Parece difícil ese proceso de revival, más aún, a situaciones quizás no tan felices.

–Si la vida me puso en situaciones adversas por algo fue. Para hacerme más fuerte, para desarrollarme como artista, para crecer como persona. Lo increíble es que tenga de todas esas situaciones al menos un recuerdo tangible. Soy una registradora compulsiva de las cosas. Todo lo que me pasó lo anoté en un cuaderno, le saqué fotos o lo filmé. Y sino fui yo, fueron mis padres. Es genético, mi mamá tiene hasta los cuadernos de mi jardín. Imagino que debe ser un tipo de adicción.

Una pulsión…

–… muy vinculada al karma. Por algo yo hacía todo lo que hacía. En la vida no hay nada gratis, todo tiene un sentido. Y todo depende, quiero creer, del miedo a la muerte. Esa sensación que aparece de grande, de chico uno vive mucho más inconsciente, no te va a pasar nada, pero pasa.

¿Viviste alguna situación que en su momento naturalizabas y que hoy juzgarías de otro modo?

–Sí, claro, ese es un fenómeno que está sucediendo en todas las sociedades y el rock no está exento de ello. Parte de lo que sucede en mis fotos tiene que ver con que tuve el doble papel de fotógrafa y de fan de muchísimos de los artistas a los que retraté. Siempre hubo una relación de poder desigual entre una fan y su ídolo que genera situaciones que antes naturalizábamos y que hoy serían inaceptables. En el 96, yo tenía 26 años y había entrado medio infiltrada a la prueba de sonido de un cantante inglés muy famoso. Me ubiqué lejos del escenario, delante de la torre de sonido, casi a mitad del estadio, creyendo que los músicos no me veían. En un momento, el líder en cuestión baja del escenario encarando hacia la torre de sonido y yo, que se suponía que no podía estar sacando fotos, entré en pánico y escondí rápido mi cámara. Cuestión que se para delante de mí, me agarra la cara con las dos manos, me encaja un beso en la boca y sigue su camino. Rápidamente después del shock, mi lectura fue: qué privilegio el mío, que mi ídolo me robe un beso, pero a los ojos de hoy obviamente el tipo no tenía ningún derecho a aprovecharse de la diferencia de poder entre él, un cantante famoso, y yo, una fotógrafa/fan. Estas cosas hoy las miramos de otro modo y vamos entendiendo qué es el acoso, qué es el abuso, qué conductas son inaceptables y cuáles son parte de decisiones entre dos personas que son pares o tienen los mismos privilegios.

–En este último tiempo se multiplicaron las denuncias de mujeres por abusos y violencia dentro del rock.

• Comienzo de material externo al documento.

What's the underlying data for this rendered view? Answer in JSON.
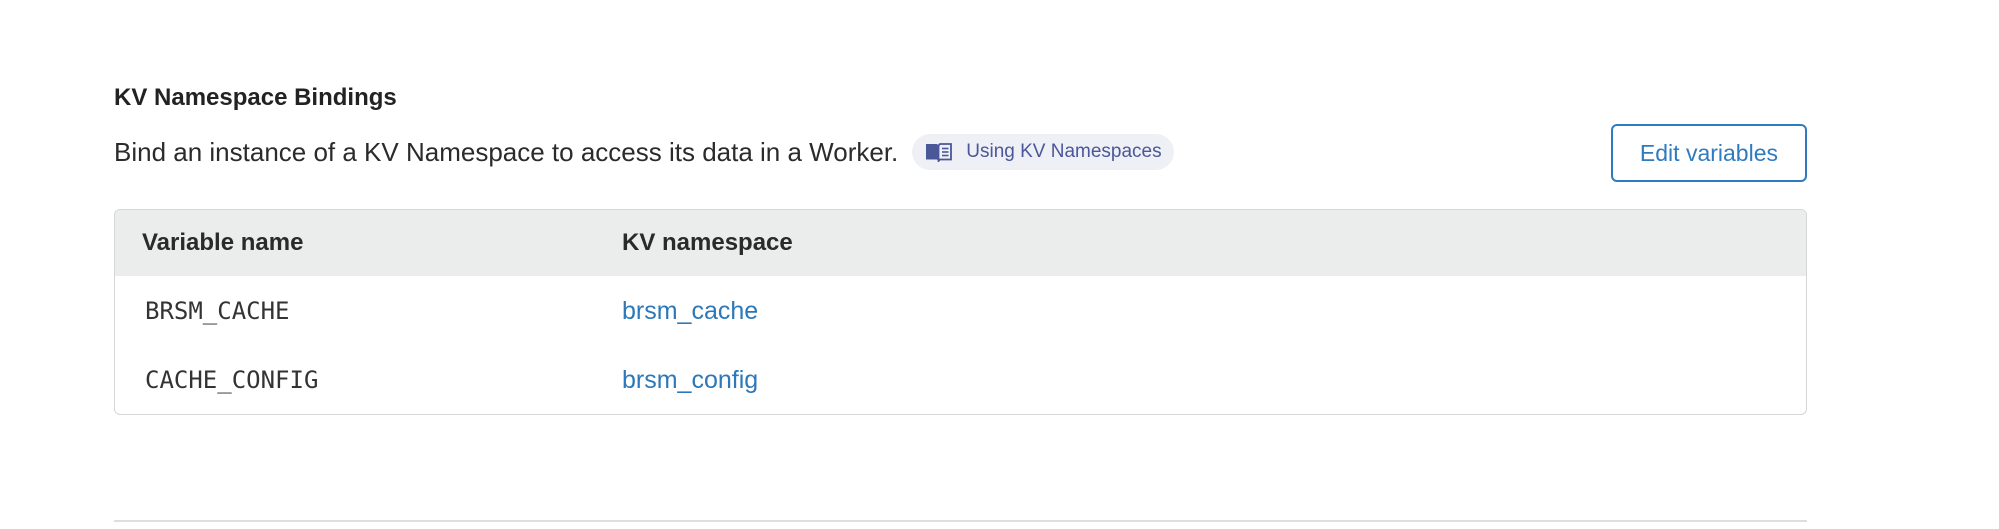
{
  "section": {
    "title": "KV Namespace Bindings",
    "description": "Bind an instance of a KV Namespace to access its data in a Worker.",
    "doc_link": {
      "icon": "book-icon",
      "label": "Using KV Namespaces"
    },
    "edit_button_label": "Edit variables"
  },
  "table": {
    "headers": [
      "Variable name",
      "KV namespace"
    ],
    "rows": [
      {
        "variable": "BRSM_CACHE",
        "namespace": "brsm_cache"
      },
      {
        "variable": "CACHE_CONFIG",
        "namespace": "brsm_config"
      }
    ]
  },
  "colors": {
    "accent": "#2f7bbf",
    "link": "#2c78b8",
    "pill_bg": "#eef0f5",
    "pill_text": "#4a5799",
    "header_bg": "#ebecec"
  }
}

Las pibas ya no se callan ante situaciones de poder ni se refugian en la sombra detrás del ídolo violento. ¿Qué fue lo que cambió?

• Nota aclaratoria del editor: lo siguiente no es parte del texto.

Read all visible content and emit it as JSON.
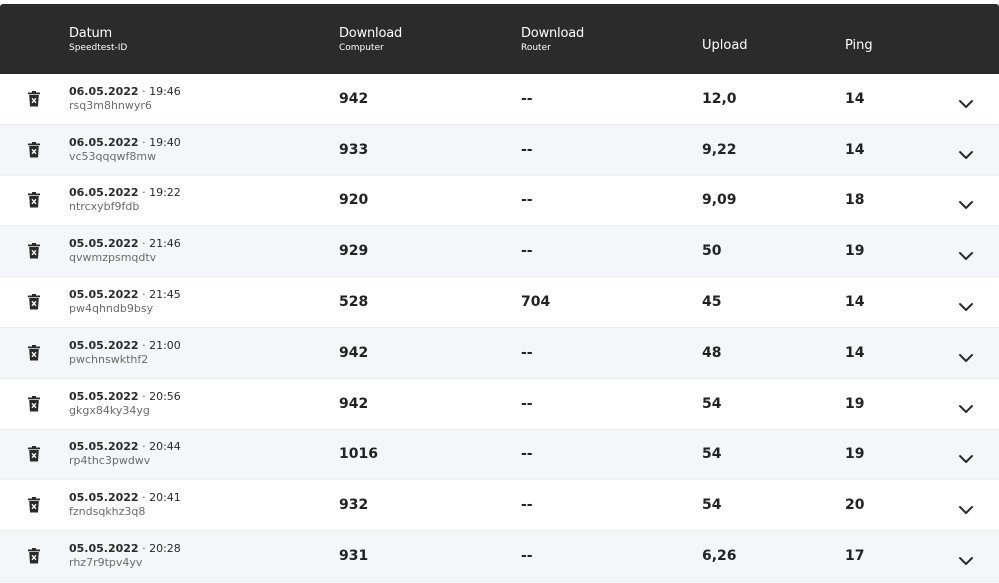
{
  "header": {
    "col_date": "Datum",
    "col_date_sub": "Speedtest-ID",
    "col_dl_computer": "Download",
    "col_dl_computer_sub": "Computer",
    "col_dl_router": "Download",
    "col_dl_router_sub": "Router",
    "col_upload": "Upload",
    "col_ping": "Ping"
  },
  "separator": " · ",
  "rows": [
    {
      "date": "06.05.2022",
      "time": "19:46",
      "id": "rsq3m8hnwyr6",
      "download_computer": "942",
      "download_router": "--",
      "upload": "12,0",
      "ping": "14"
    },
    {
      "date": "06.05.2022",
      "time": "19:40",
      "id": "vc53qqqwf8mw",
      "download_computer": "933",
      "download_router": "--",
      "upload": "9,22",
      "ping": "14"
    },
    {
      "date": "06.05.2022",
      "time": "19:22",
      "id": "ntrcxybf9fdb",
      "download_computer": "920",
      "download_router": "--",
      "upload": "9,09",
      "ping": "18"
    },
    {
      "date": "05.05.2022",
      "time": "21:46",
      "id": "qvwmzpsmqdtv",
      "download_computer": "929",
      "download_router": "--",
      "upload": "50",
      "ping": "19"
    },
    {
      "date": "05.05.2022",
      "time": "21:45",
      "id": "pw4qhndb9bsy",
      "download_computer": "528",
      "download_router": "704",
      "upload": "45",
      "ping": "14"
    },
    {
      "date": "05.05.2022",
      "time": "21:00",
      "id": "pwchnswkthf2",
      "download_computer": "942",
      "download_router": "--",
      "upload": "48",
      "ping": "14"
    },
    {
      "date": "05.05.2022",
      "time": "20:56",
      "id": "gkgx84ky34yg",
      "download_computer": "942",
      "download_router": "--",
      "upload": "54",
      "ping": "19"
    },
    {
      "date": "05.05.2022",
      "time": "20:44",
      "id": "rp4thc3pwdwv",
      "download_computer": "1016",
      "download_router": "--",
      "upload": "54",
      "ping": "19"
    },
    {
      "date": "05.05.2022",
      "time": "20:41",
      "id": "fzndsqkhz3q8",
      "download_computer": "932",
      "download_router": "--",
      "upload": "54",
      "ping": "20"
    },
    {
      "date": "05.05.2022",
      "time": "20:28",
      "id": "rhz7r9tpv4yv",
      "download_computer": "931",
      "download_router": "--",
      "upload": "6,26",
      "ping": "17"
    }
  ]
}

–Justamente lo que decía antes. Hoy estamos pudiendo ver cosas que teníamos naturalizadas y podemos denunciarlas o decirlas en voz alta. Estamos despertando nuestra mirada a perspectivas que estaban oscurecidas. Los varones también van despertando de situaciones que parecían normales y que de a poco entienden que son producto de privilegios y relaciones de poder desiguales con las mujeres.

–La participación de las mujeres en el rock creció en los últimos años. Aun así, ¿qué falta?

–Lo mismo que en otros sectores de la sociedad, que tengan más espacio las mujeres, menos machismo en quienes toman las decisiones de contratarlas, sean editores o productores, pero también es una cuestión de igualdad de oportunidades. Por ejemplo: cubrir conciertos y giras supone horarios y dinámicas de trabajo que tal vez las mujeres puedan elegir menos porque se ven obligadas a hacerse cargo del cuidado de los hijos o de los enfermos en las familias. Pero por suerte todo eso está cambiando, aunque lentamente.


La muestra “Inventario”de Nora Lezano se va a presentar el 12 de mayo en el nuevo Espacio C en el marco de la tercera Bienal Internacional de Performance, un evento organizado por la Fundación Babilonia para las Artes, la Ciencia y la Cultura. El curador de la obra de Lezano es el artista Emilio García Wehbi.